Java – Hibernate Annotations – Which is better, field or property access

annotationshibernatejavajpaorm

This question is somewhat related to Hibernate Annotation Placement Question.

But I want to know which is better? Access via properties or access via fields?
What are the advantages and disadvantages of each?

Best Answer

There are arguments for both, but most of them stem from certain user requirements "what if you need to add logic for", or "xxxx breaks encapsulation". However, nobody has really commented on the theory, and given a properly reasoned argument.

What is Hibernate/JPA actually doing when it persists an object - well, it is persisting the STATE of the object. That means storing it in a way that it can be easily reproduced.

What is encapsulation? Encapsulations means encapsulating the data (or state) with an interface that the application/client can use to access the data safely - keeping it consistent and valid.

Think of this like MS Word. MS Word maintains a model of the document in memory - the documents STATE. It presents an interface that the user can use to modify the document - a set of buttons, tools, keyboard commands etc. However, when you choose to persist (Save) that document, it saves the internal state, not the set of keypresses and mouse clicks used to generate it.

Saving the internal state of the object DOES NOT break encapsulation - otherwise you don't really understand what encapsulation means, and why it exists. It is just like object serialisation really.

For this reason, IN MOST CASES, it is appropriate to persist the FIELDS and not the ACCESSORS. This means that an object can be accurately recreated from the database exactly the way it was stored. It should not need any validation, because this was done on the original when it was created, and before it was stored in the database (unless, God forbid, you are storing invalid data in the DB!!!!).
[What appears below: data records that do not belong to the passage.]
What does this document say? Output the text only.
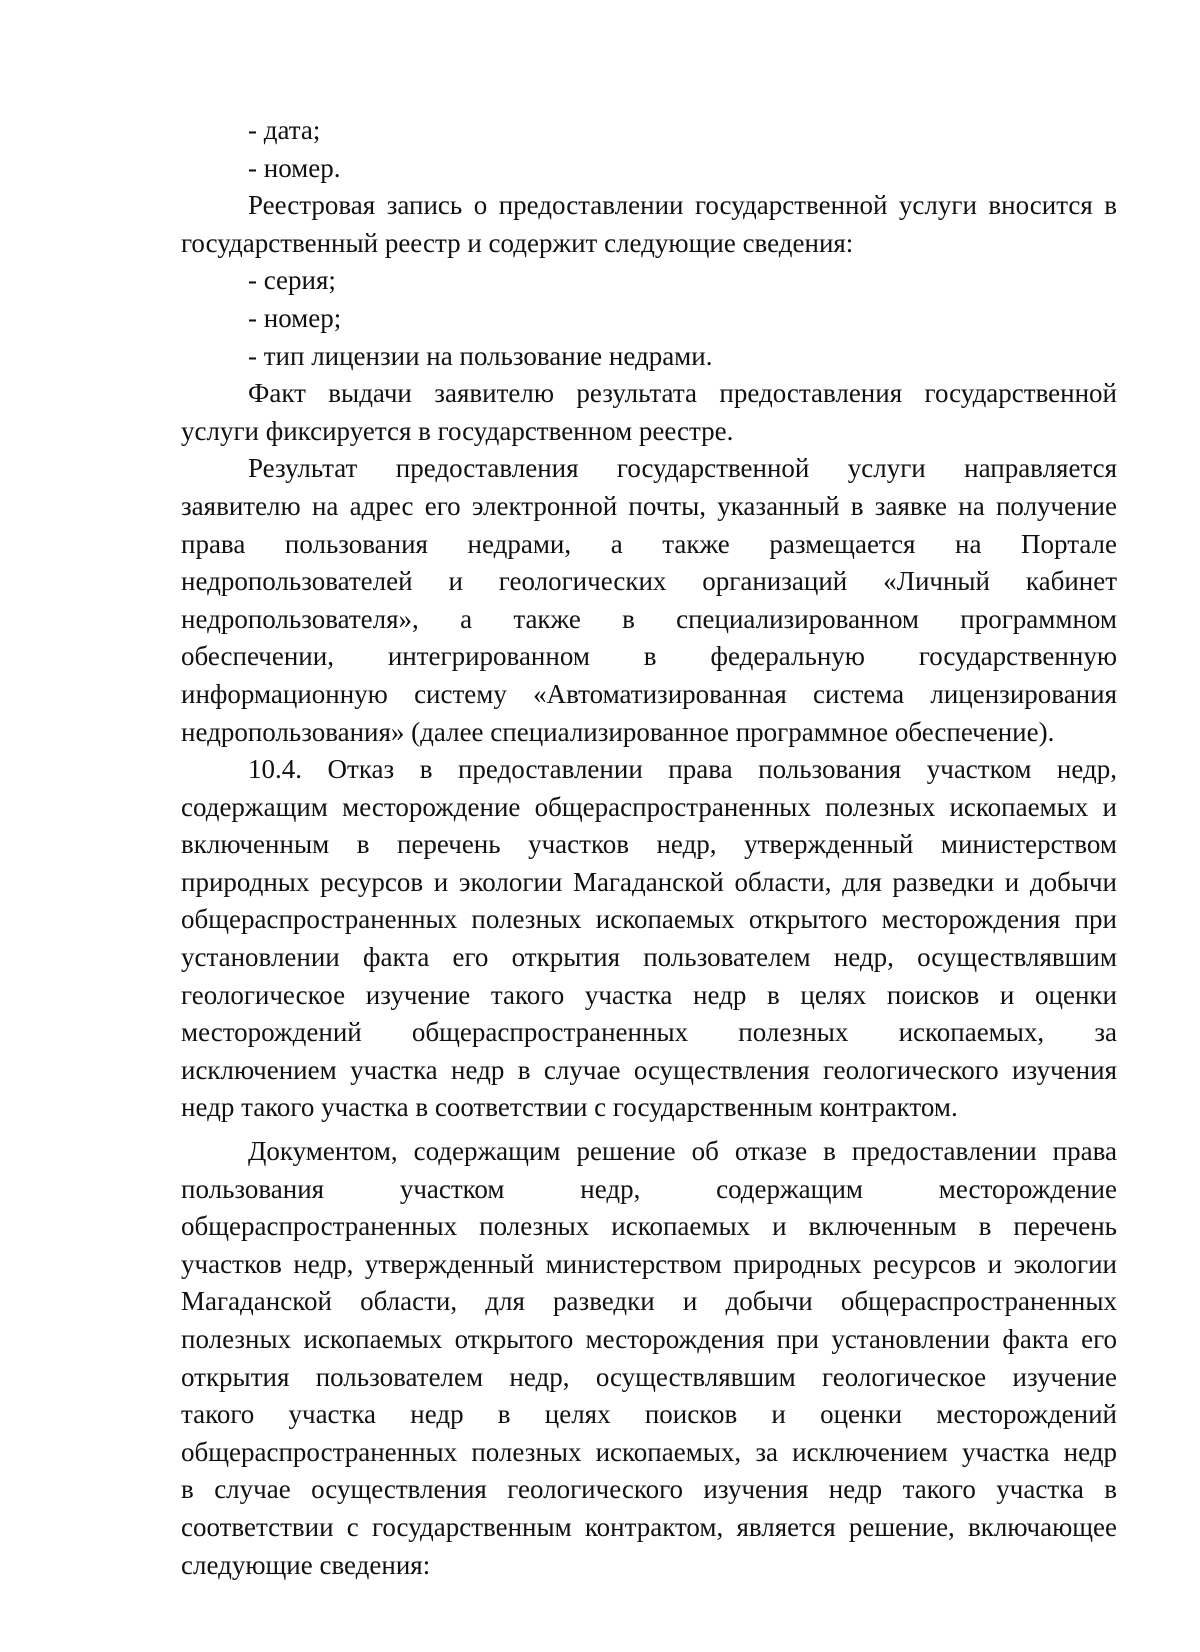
- дата;
- номер.
Реестровая запись о предоставлении государственной услуги вносится в
государственный реестр и содержит следующие сведения:
- серия;
- номер;
- тип лицензии на пользование недрами.
Факт выдачи заявителю результата предоставления государственной
услуги фиксируется в государственном реестре.
Результат предоставления государственной услуги направляется
заявителю на адрес его электронной почты, указанный в заявке на получение
права пользования недрами, а также размещается на Портале
недропользователей и геологических организаций «Личный кабинет
недропользователя», а также в специализированном программном
обеспечении, интегрированном в федеральную государственную
информационную систему «Автоматизированная система лицензирования
недропользования» (далее специализированное программное обеспечение).
10.4. Отказ в предоставлении права пользования участком недр,
содержащим месторождение общераспространенных полезных ископаемых и
включенным в перечень участков недр, утвержденный министерством
природных ресурсов и экологии Магаданской области, для разведки и добычи
общераспространенных полезных ископаемых открытого месторождения при
установлении факта его открытия пользователем недр, осуществлявшим
геологическое изучение такого участка недр в целях поисков и оценки
месторождений общераспространенных полезных ископаемых, за
исключением участка недр в случае осуществления геологического изучения
недр такого участка в соответствии с государственным контрактом.
Документом, содержащим решение об отказе в предоставлении права
пользования участком недр, содержащим месторождение
общераспространенных полезных ископаемых и включенным в перечень
участков недр, утвержденный министерством природных ресурсов и экологии
Магаданской области, для разведки и добычи общераспространенных
полезных ископаемых открытого месторождения при установлении факта его
открытия пользователем недр, осуществлявшим геологическое изучение
такого участка недр в целях поисков и оценки месторождений
общераспространенных полезных ископаемых, за исключением участка недр
в случае осуществления геологического изучения недр такого участка в
соответствии с государственным контрактом, является решение, включающее
следующие сведения:
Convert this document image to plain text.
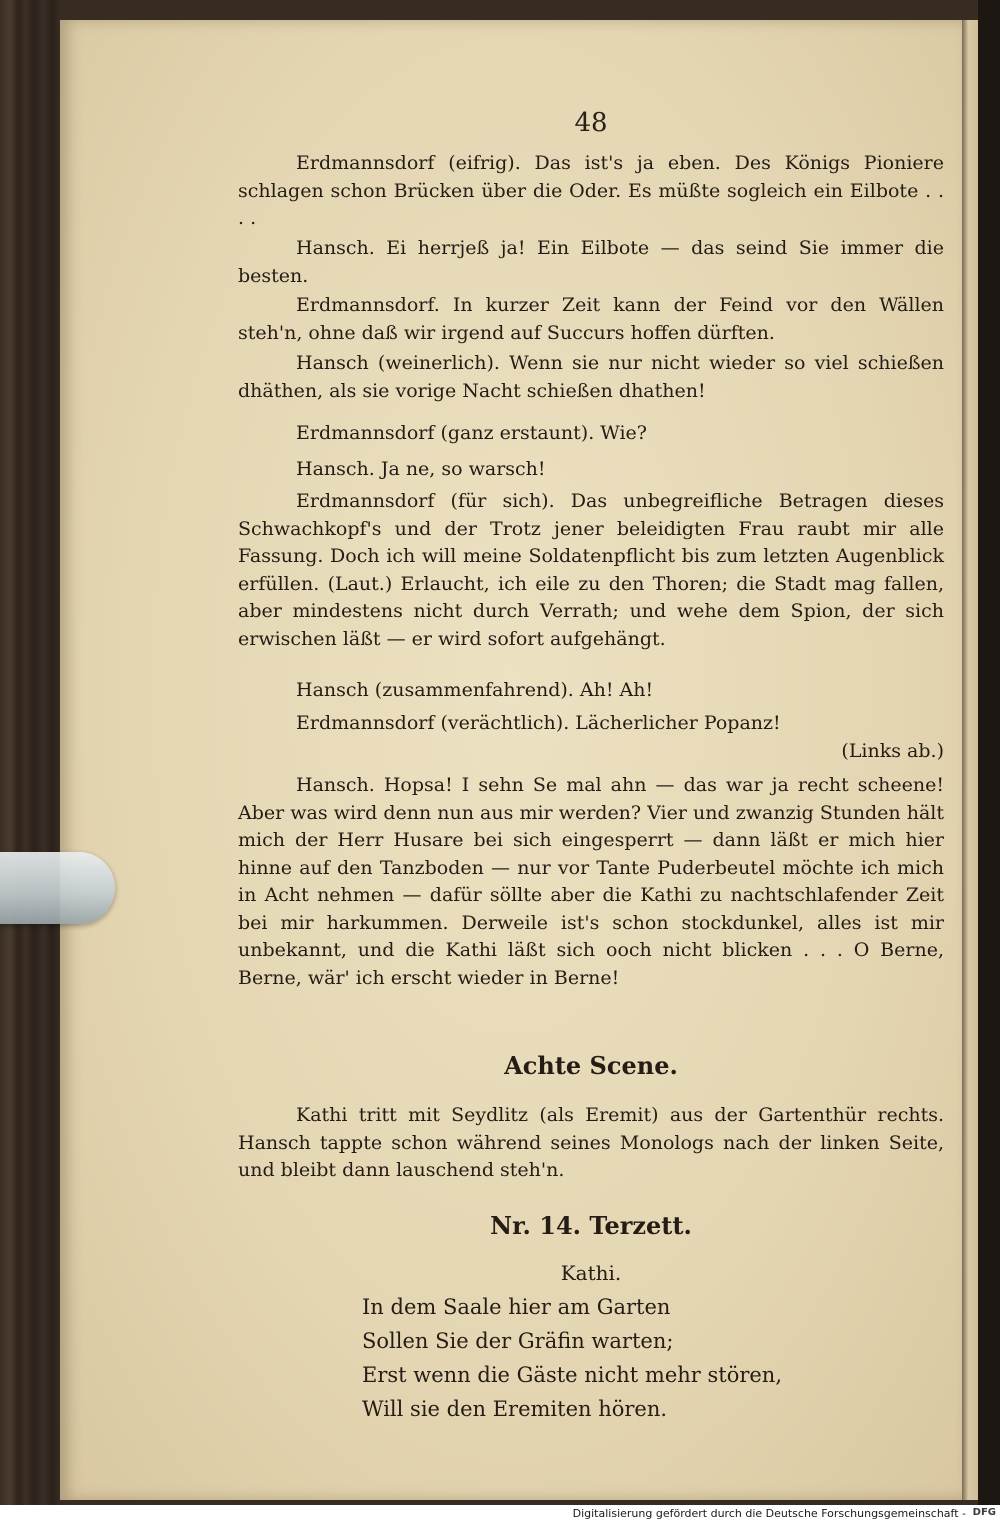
48

Erdmannsdorf (eifrig). Das ist's ja eben. Des Königs Pioniere schlagen schon Brücken über die Oder. Es müßte sogleich ein Eilbote . . . .

Hansch. Ei herrjeß ja! Ein Eilbote — das seind Sie immer die besten.

Erdmannsdorf. In kurzer Zeit kann der Feind vor den Wällen steh'n, ohne daß wir irgend auf Succurs hoffen dürften.

Hansch (weinerlich). Wenn sie nur nicht wieder so viel schießen dhäthen, als sie vorige Nacht schießen dhathen!

Erdmannsdorf (ganz erstaunt). Wie?

Hansch. Ja ne, so warsch!

Erdmannsdorf (für sich). Das unbegreifliche Betragen dieses Schwachkopf's und der Trotz jener beleidigten Frau raubt mir alle Fassung. Doch ich will meine Soldatenpflicht bis zum letzten Augenblick erfüllen. (Laut.) Erlaucht, ich eile zu den Thoren; die Stadt mag fallen, aber mindestens nicht durch Verrath; und wehe dem Spion, der sich erwischen läßt — er wird sofort aufgehängt.

Hansch (zusammenfahrend). Ah! Ah!

Erdmannsdorf (verächtlich). Lächerlicher Popanz!

(Links ab.)

Hansch. Hopsa! I sehn Se mal ahn — das war ja recht scheene! Aber was wird denn nun aus mir werden? Vier und zwanzig Stunden hält mich der Herr Husare bei sich eingesperrt — dann läßt er mich hier hinne auf den Tanzboden — nur vor Tante Puderbeutel möchte ich mich in Acht nehmen — dafür söllte aber die Kathi zu nachtschlafender Zeit bei mir harkummen. Derweile ist's schon stockdunkel, alles ist mir unbekannt, und die Kathi läßt sich ooch nicht blicken . . . O Berne, Berne, wär' ich erscht wieder in Berne!

Achte Scene.

Kathi tritt mit Seydlitz (als Eremit) aus der Gartenthür rechts. Hansch tappte schon während seines Monologs nach der linken Seite, und bleibt dann lauschend steh'n.

Nr. 14. Terzett.
Kathi.
In dem Saale hier am Garten
Sollen Sie der Gräfin warten;
Erst wenn die Gäste nicht mehr stören,
Will sie den Eremiten hören.
Digitalisierung gefördert durch die Deutsche Forschungsgemeinschaft - DFG
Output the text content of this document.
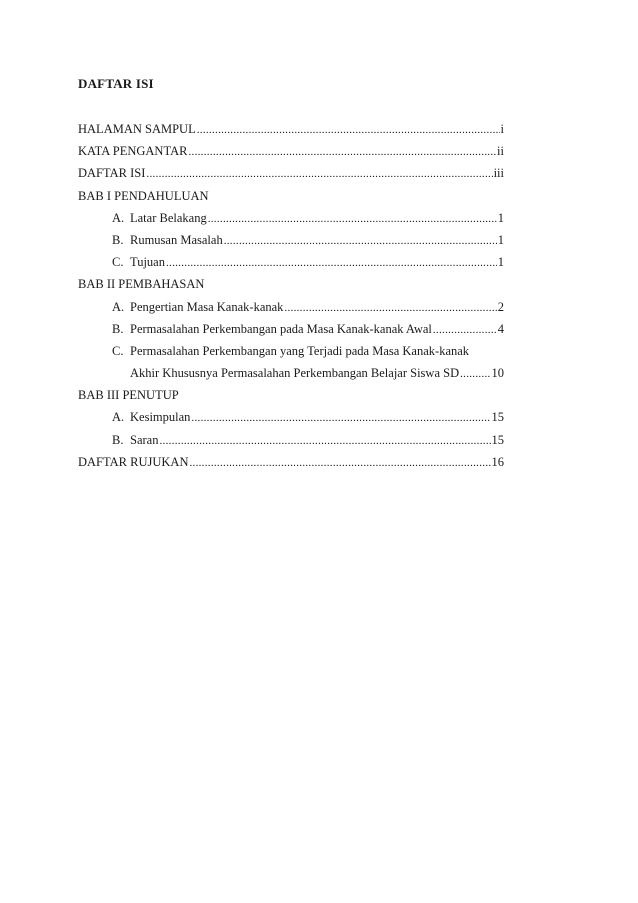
DAFTAR ISI
HALAMAN SAMPUL .....	i
KATA PENGANTAR .....	ii
DAFTAR ISI .....	iii
BAB I PENDAHULUAN
A. Latar Belakang .....	1
B. Rumusan Masalah .....	1
C. Tujuan .....	1
BAB II PEMBAHASAN
A. Pengertian Masa Kanak-kanak .....	2
B. Permasalahan Perkembangan pada Masa Kanak-kanak Awal .....	4
C. Permasalahan Perkembangan yang Terjadi pada Masa Kanak-kanak
Akhir Khususnya Permasalahan Perkembangan Belajar Siswa SD .....	10
BAB III PENUTUP
A. Kesimpulan .....	15
B. Saran .....	15
DAFTAR RUJUKAN .....	16
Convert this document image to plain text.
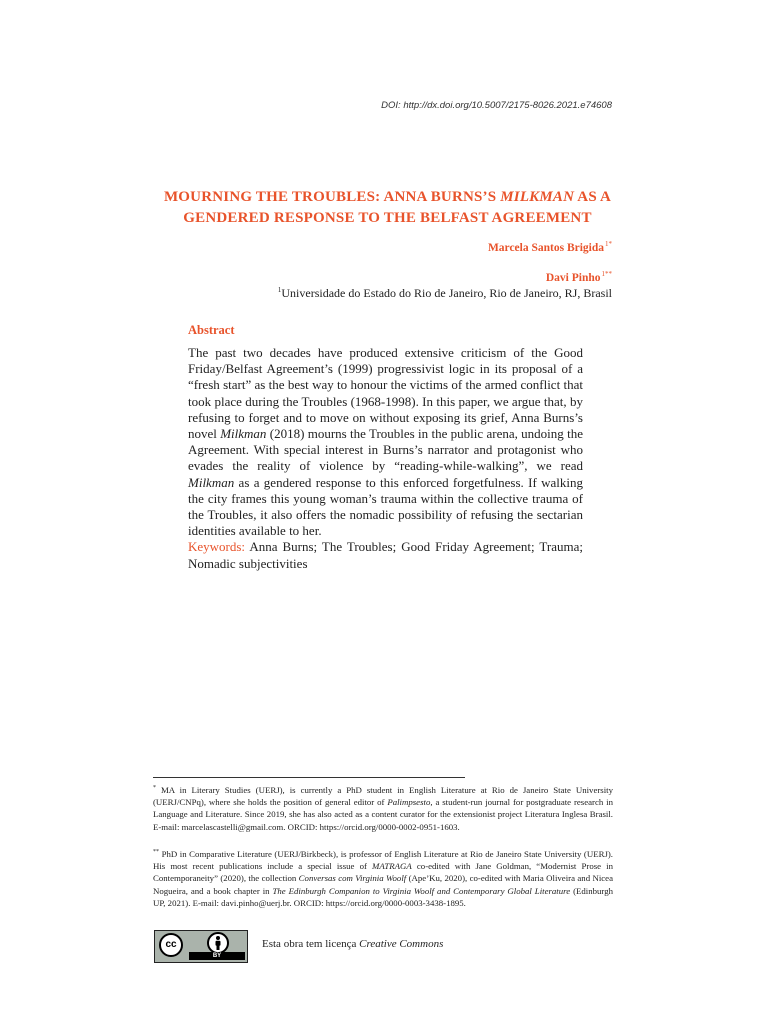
DOI: http://dx.doi.org/10.5007/2175-8026.2021.e74608
MOURNING THE TROUBLES: ANNA BURNS’S MILKMAN AS A GENDERED RESPONSE TO THE BELFAST AGREEMENT
Marcela Santos Brigida$^{1*}$
Davi Pinho$^{1**}$
$^1$Universidade do Estado do Rio de Janeiro, Rio de Janeiro, RJ, Brasil
Abstract

The past two decades have produced extensive criticism of the Good Friday/Belfast Agreement’s (1999) progressivist logic in its proposal of a “fresh start” as the best way to honour the victims of the armed conflict that took place during the Troubles (1968-1998). In this paper, we argue that, by refusing to forget and to move on without exposing its grief, Anna Burns’s novel Milkman (2018) mourns the Troubles in the public arena, undoing the Agreement. With special interest in Burns’s narrator and protagonist who evades the reality of violence by “reading-while-walking”, we read Milkman as a gendered response to this enforced forgetfulness. If walking the city frames this young woman’s trauma within the collective trauma of the Troubles, it also offers the nomadic possibility of refusing the sectarian identities available to her.

Keywords: Anna Burns; The Troubles; Good Friday Agreement; Trauma; Nomadic subjectivities

* MA in Literary Studies (UERJ), is currently a PhD student in English Literature at Rio de Janeiro State University (UERJ/CNPq), where she holds the position of general editor of Palimpsesto, a student-run journal for postgraduate research in Language and Literature. Since 2019, she has also acted as a content curator for the extensionist project Literatura Inglesa Brasil. E-mail: marcelascastelli@gmail.com. ORCID: https://orcid.org/0000-0002-0951-1603.
** PhD in Comparative Literature (UERJ/Birkbeck), is professor of English Literature at Rio de Janeiro State University (UERJ). His most recent publications include a special issue of MATRAGA co-edited with Jane Goldman, “Modernist Prose in Contemporaneity” (2020), the collection Conversas com Virginia Woolf (Ape’Ku, 2020), co-edited with Maria Oliveira and Nicea Nogueira, and a book chapter in The Edinburgh Companion to Virginia Woolf and Contemporary Global Literature (Edinburgh UP, 2021). E-mail: davi.pinho@uerj.br. ORCID: https://orcid.org/0000-0003-3438-1895.
cc
BY
Esta obra tem licença Creative Commons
Likewise, there should be no need to calculate values, as they were already calculated before the object was stored. The object should look just the way it did before it was saved. In fact, by adding additional stuff into the getters/setters you are actually increasing the risk that you will recreate something that is not an exact copy of the original.

Of course, this functionality was added for a reason. There may be some valid use cases for persisting the accessors, however, they will typically be rare. An example may be that you want to avoid persisting a calculated value, though you may want to ask the question why you don't calculate it on demand in the value's getter, or lazily initialise it in the getter. Personally I cannot think of any good use case, and none of the answers here really give a "Software Engineering" answer.